As of September 2019, 172 Chinese companies were listed on the US stock exchanges, with a total capitalization of over US $ 1,000 billion. Ding Shuang experts forecast the number of companies listed in the US listed in Hong Kong will increase. "Few companies will look to list in the US if the bill becomes law," he said.
NetEase, an internet services company and listing game Nasdaq, are now listed on Hong Kong. JD.com, Pinduoduo also consider this. Zhu Ning, a finance professor and vice rector at Shanghai Jiaotong University's School of Finance, predicts that China will likely increase the demand for domestic companies to disclose their finances wherever they are listed. capital market capitalization. It could also further develop the corporate bond market to provide more channels for companies losing access to US capital markets.
Instead of being tough, Beijing has been working hard to please US financial companies by giving them full control of Chinese ventures. This is also part of the first US-China trade agreement, with the agreement of opening the Chinese financial market.
Goldman Sachs and Morgan Stanley received permission from Beijing in March 2020 to receive a majority stake in local securities joint ventures, as Beijing signaled it would expand its domestic financial market for foreign company.
The Chinese government has also lifted the limit on foreign institutional investors eligible to buy domestic stocks and bonds. At least in theory, foreigners can now invest as much as they like in Chinese stocks.
A woman walks through a foreign currency exchange shop in Hong Kong on August 6, 2019. Photo: AP
So far, questions have been raised about how China will continue to access international capital markets, after Trump announced that he would impose sanctions if Beijing imposed a new security law on Hong Kong. .
At the same time, there is an open question as to how far the US will go on the financial front, although many analysts think the US will not impose sanctions that could affect talented companies. America is doing business in Hong Kong.
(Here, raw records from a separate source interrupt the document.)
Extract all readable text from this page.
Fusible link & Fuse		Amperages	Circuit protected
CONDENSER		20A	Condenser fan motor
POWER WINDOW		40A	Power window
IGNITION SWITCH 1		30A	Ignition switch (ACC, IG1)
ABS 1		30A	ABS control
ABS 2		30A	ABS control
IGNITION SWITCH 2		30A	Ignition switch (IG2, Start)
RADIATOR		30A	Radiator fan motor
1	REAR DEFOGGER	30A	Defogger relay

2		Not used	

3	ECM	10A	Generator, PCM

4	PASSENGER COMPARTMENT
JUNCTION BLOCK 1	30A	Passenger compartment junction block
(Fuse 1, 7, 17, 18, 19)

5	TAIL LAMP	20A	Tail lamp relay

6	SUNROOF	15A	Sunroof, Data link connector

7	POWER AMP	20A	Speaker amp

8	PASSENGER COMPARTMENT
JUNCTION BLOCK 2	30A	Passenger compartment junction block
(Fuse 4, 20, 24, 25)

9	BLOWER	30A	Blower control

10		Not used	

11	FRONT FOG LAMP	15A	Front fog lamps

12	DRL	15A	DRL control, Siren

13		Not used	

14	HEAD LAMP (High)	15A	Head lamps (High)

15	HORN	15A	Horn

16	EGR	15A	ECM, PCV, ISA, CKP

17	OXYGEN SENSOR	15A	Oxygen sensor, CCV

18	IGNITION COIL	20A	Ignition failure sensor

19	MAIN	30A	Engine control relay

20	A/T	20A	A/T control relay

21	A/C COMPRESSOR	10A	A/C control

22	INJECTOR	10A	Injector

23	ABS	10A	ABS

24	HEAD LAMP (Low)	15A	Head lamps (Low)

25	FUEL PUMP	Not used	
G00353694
Last month, two US lawmakers introduced a sanctions bill for Chinese officials and banks doing business with entities deemed to violate Hong Kong's Basic Law, a "small constitution". "is agreed upon between the United Kingdom and China when transferring the special zone. However, to date, Trump has not mentioned anything more about the details of sanctions related to the Hong Kong case.
Diana Choyleva, chief economist at Enodo Economics, said the US has a "nuclear weapons" option to block Chinese banks from the US dollar clearing system. However, Mr. Zhu Ning said, this option would be very dangerous by hurting both.
"China may suffer more damage globally, but the US must remember that its domestic production and consumption will also be significantly affected," Zhu said.
Yu Yongding, a senior fellow at the Chinese Academy of Social Sciences, said China will launch strong retaliation with any sanctions but will never take the initiative. public finance. In addition, financial separation between the United States and China seems unlikely at this stage, although some US senators have called for it.
"The financial relationship between the US and China will change once the environment changes, which we have been talking about for a long time. China does not turn heads but will have a series of countermeasures if the situation is bad. go, "said Yu Yongding, who is also a former adviser to the People's Bank of China.